C K Venkataraman, the current chief executive officer (CEO) of the Titan jewellery business, who is going to take over the reins from Bhat on October 1, describes him as a people person.
“He puts people at the centre of everything, believing in their full potential and looking only at their positive aspects,” he says.
“His (Bhat’s) belief and trust in people coupled with the freedom he gives to managers has created an entrepreneurial culture, leading to significant top talent development,” concurs S Ravi Kant, who heads the watches and accessories business at Titan.
Bhat joined the Tata Watch Project in 1983, which later went on to become Titan Company
that we see today.
Until 1982, the watches market was closed for private players, dominated by state-run HMT which was known ‘timekeeper to the nation’. When the government realised that capacity wasn’t enough and people were waiting for days to get their HMT watch, the market was opened up with certain restrictions. As the Tata Group came under Monopolies and Restrictive Trade Practices Act, it could not enter the market alone. Hence a joint venture was formed with the Tamil Nadu Industrial Development Corporation, and thus Titan Watches started operations in 1987.
What catapulted Titan Watches was its early investment in quartz to manufacture fully automatic watches unlike HMT which was a master in mechanical watches. The legacy of Tata prompted HMT’s top four executives to join Titan, and from there, the company did not have to look back. By 1992, Titan had taken the top slot and was touted as a giant slayer, toppling HMT. However, Bhat says, “It was more of a decline of HMT in the early 1990s rather than the growth of Titan as the former didn’t invest in quartz sufficiently.”
Titan, which was started as a watches-only business with an investment of Rs 100 crore, diversified into jewellery in 1994 and later into eyewear in 2007, under the leadership of Bhat. Today, it stands tall as an over Rs 19,000 crore business and is weaving a new segment of handloom sarees under Taneira.
Since Bhat became the MD on April 1, 2002, the company's shares have risen astronomically by 400 times to hover around Rs 1,130. This is around 40 times higher compared to the rise of the Sensex during this period.

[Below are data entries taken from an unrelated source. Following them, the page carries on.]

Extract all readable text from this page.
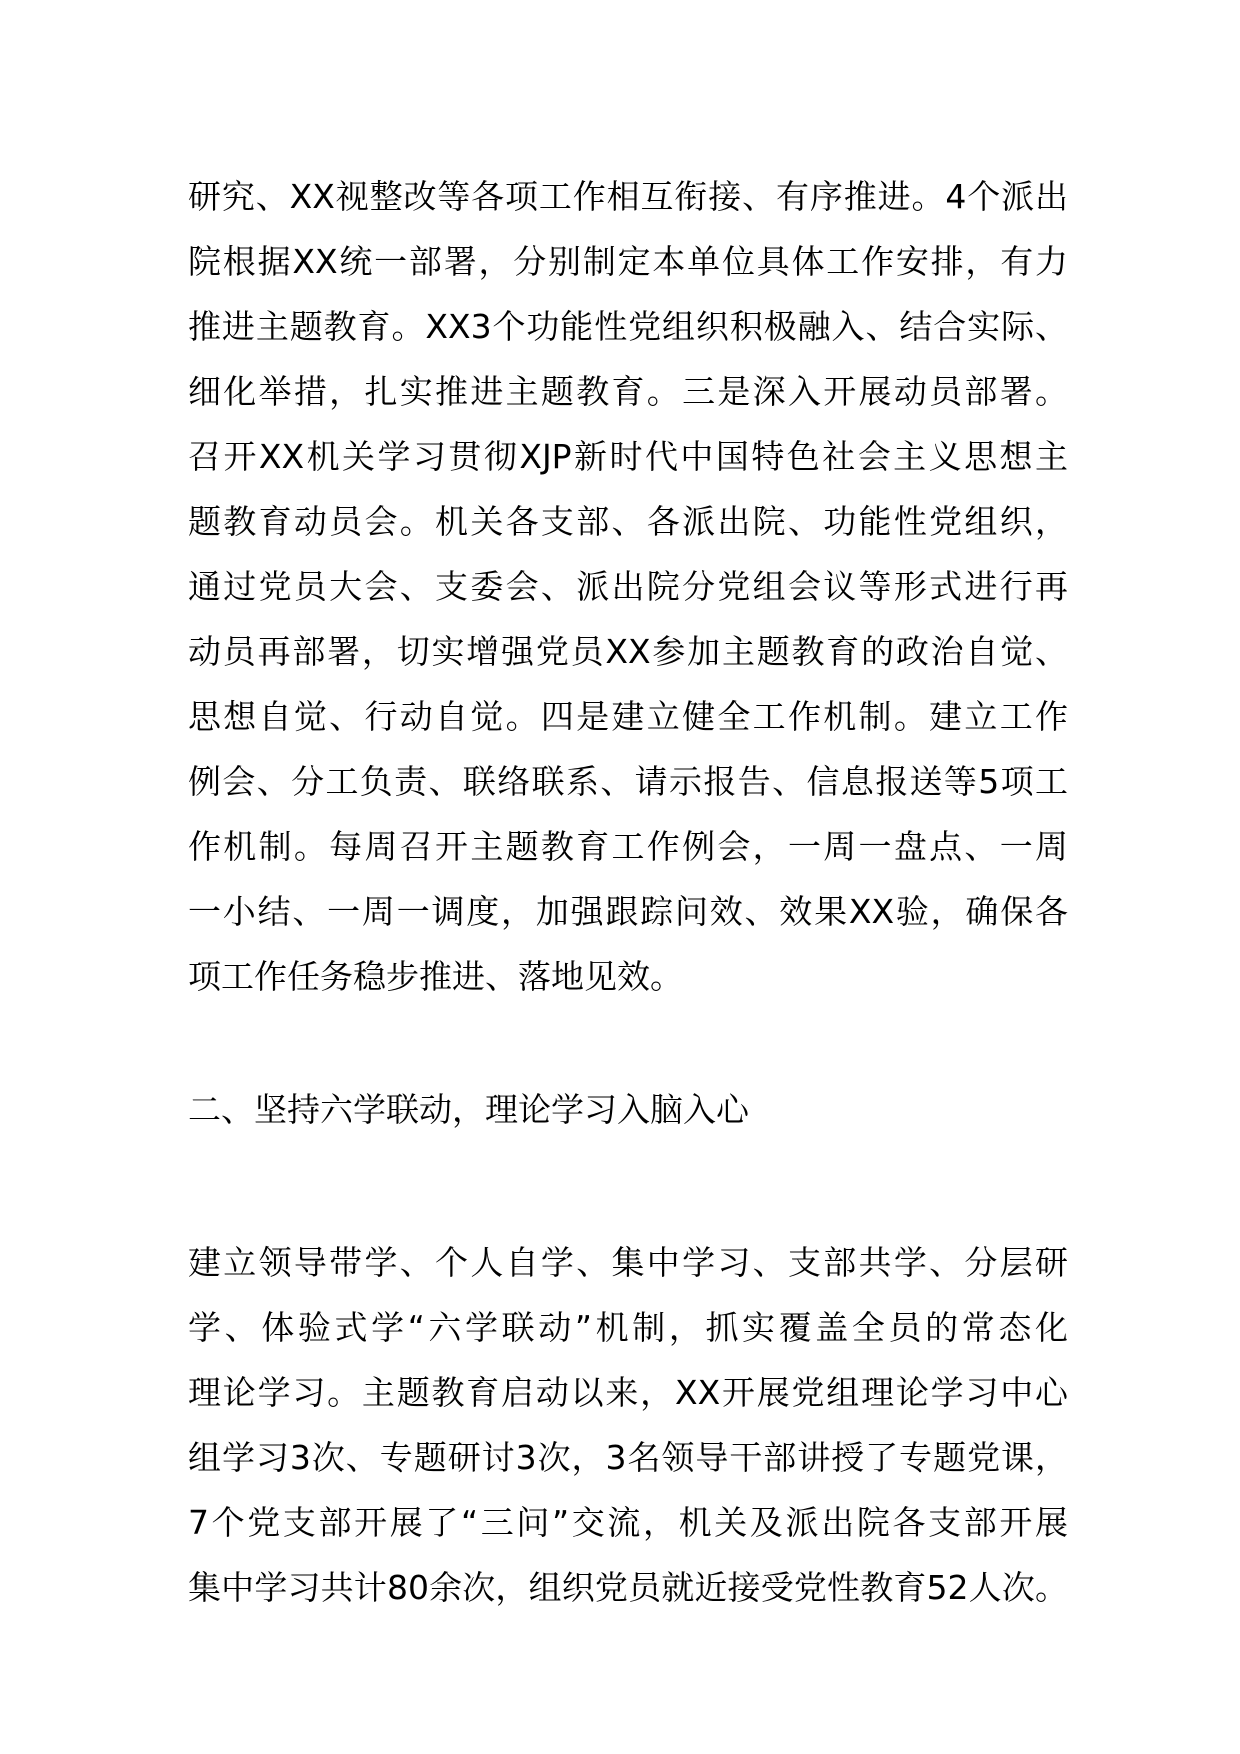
研究、XX视整改等各项工作相互衔接、有序推进。4个派出
院根据XX统一部署，分别制定本单位具体工作安排，有力
推进主题教育。XX3个功能性党组织积极融入、结合实际、
细化举措，扎实推进主题教育。三是深入开展动员部署。
召开XX机关学习贯彻XJP新时代中国特色社会主义思想主
题教育动员会。机关各支部、各派出院、功能性党组织，
通过党员大会、支委会、派出院分党组会议等形式进行再
动员再部署，切实增强党员XX参加主题教育的政治自觉、
思想自觉、行动自觉。四是建立健全工作机制。建立工作
例会、分工负责、联络联系、请示报告、信息报送等5项工
作机制。每周召开主题教育工作例会，一周一盘点、一周
一小结、一周一调度，加强跟踪问效、效果XX验，确保各
项工作任务稳步推进、落地见效。
二、坚持六学联动，理论学习入脑入心
建立领导带学、个人自学、集中学习、支部共学、分层研
学、体验式学“六学联动”机制，抓实覆盖全员的常态化
理论学习。主题教育启动以来，XX开展党组理论学习中心
组学习3次、专题研讨3次，3名领导干部讲授了专题党课，
7个党支部开展了“三问”交流，机关及派出院各支部开展
集中学习共计80余次，组织党员就近接受党性教育52人次。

So far as the market cap is concerned, Titan has moved to around Rs 95,000 crore from a meagre Rs 220 crore as reported in 2002. No wonder, with such a rise, Titan emerged as the crown jewel in the Tata stable with its market value coming second after Tata Consultancy Services. Also, Titan is currently trading 60 times its EPS (earnings per share).
With Rs 19,960 crore revenue and a net profit of Rs 1,388 crore in FY19, Titan delivered a compound annual growth rate of 21.5 per cent in the last 18 years. “Of course, we have benefitted from the economic growth of India in the last two decades and I think the India story will still play out (in the future). Look at our population of 1.3 billion people and the aspiring population, which is going to grow,” Bhat says.
Currently, the jewellery vertical contributes around 83 per cent of Titan’s standalone revenues while watches account for 13 per cent and eyewear around 3 per cent. “In watches, the revenue contribution may be less but it gives us a lot of opportunity for cross-selling our other products,” Bhat says, adding that in the jewellery segment, it is practically difficult for any competitor to overtake the Tata Group firm.
The company, in which the big bull of Indian market Rakesh Jhunjhunwala and his wife hold around 7 per cent stake, has now set out an ambitious plan to reach out to 50 million customers by 2022-23, with an aggregate revenue of Rs 53,000 crore.